ProRL:基于修正策略梯度估计的主动推荐强化学习框架
阅读原文· arxiv.org针对主动推荐系统中简单应用策略梯度方法存在的梯度估计缺陷,研究提出ProRL强化学习框架。该框架识别出路径级奖励分解为步级奖励时产生的长度依赖偏差,以及忽略分解结构导致的高方差问题。ProRL引入两个机制:逐步奖励中心化通过减去期望奖励消除长度偏差,位置特定优势估计利用奖励分解结构计算步级基线以降低方差。实验表明,ProRL在三个真实数据集上显著优于现有先进方法。
Proactive Recommender Systems (PRSs) aim to guide user preference shift toward target items by generating paths of intermediate recommendations. Reinforcement learning (RL) provides a principled framework for optimizing such sequential decision tasks, as path rewards can naturally capture both short-term acceptance and long-term guidance effectiveness.
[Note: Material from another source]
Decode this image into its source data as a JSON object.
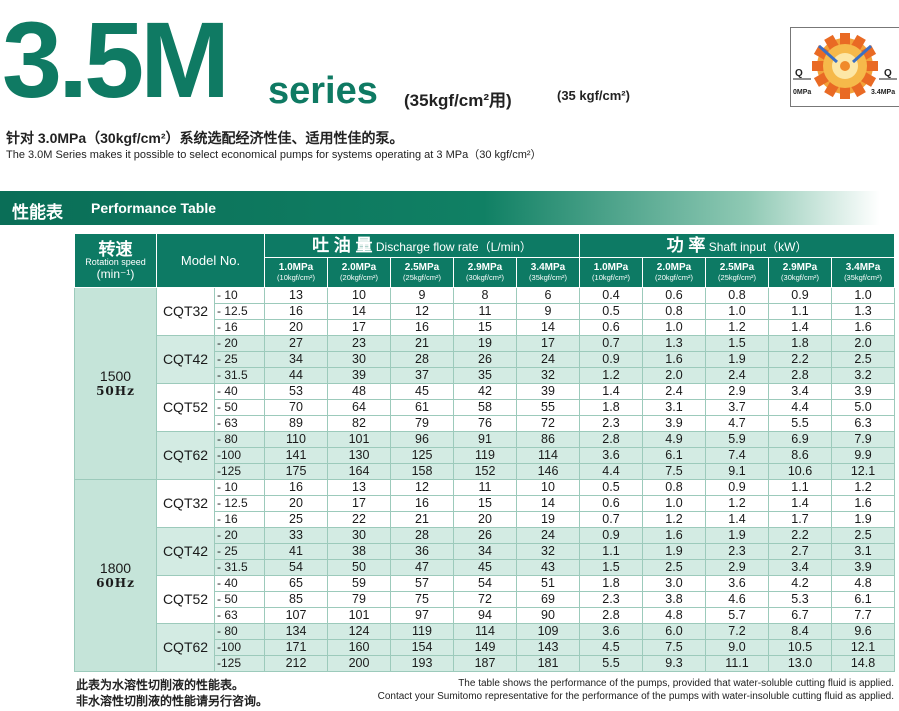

However, naively applying policy gradients to PRS results in deficient gradient estimation. We identify two deficiencies: (1) path-level rewards decompose into step-level rewards with positive mean, creating a length-dependent bias that causes gradients to favor path extension over meaningful exploration; (2) weighting each step by the entire path-level reward ignores the decomposition structure, leading to high gradient variance. To rectify these two deficiencies, we propose an effective RL framework ProRL with two novel mechanisms for proactive recommendation. First, Stepwise Reward Centering subtracts expected rewards to neutralize length-dependent bias, ensuring that path extension yields zero expected gradient signal. Second, Position-Specific Advantage Estimation leverages the reward decomposition structure to compute step-dependent baselines, reducing gradient variance. Together, these mechanisms yield policy gradients that precisely target path quality. Our experiments on three real-world datasets demonstrate that ProRL significantly outperforms state-of-the-art PRSs. Our code is available at https://github.com/hongruhou89/ProRL.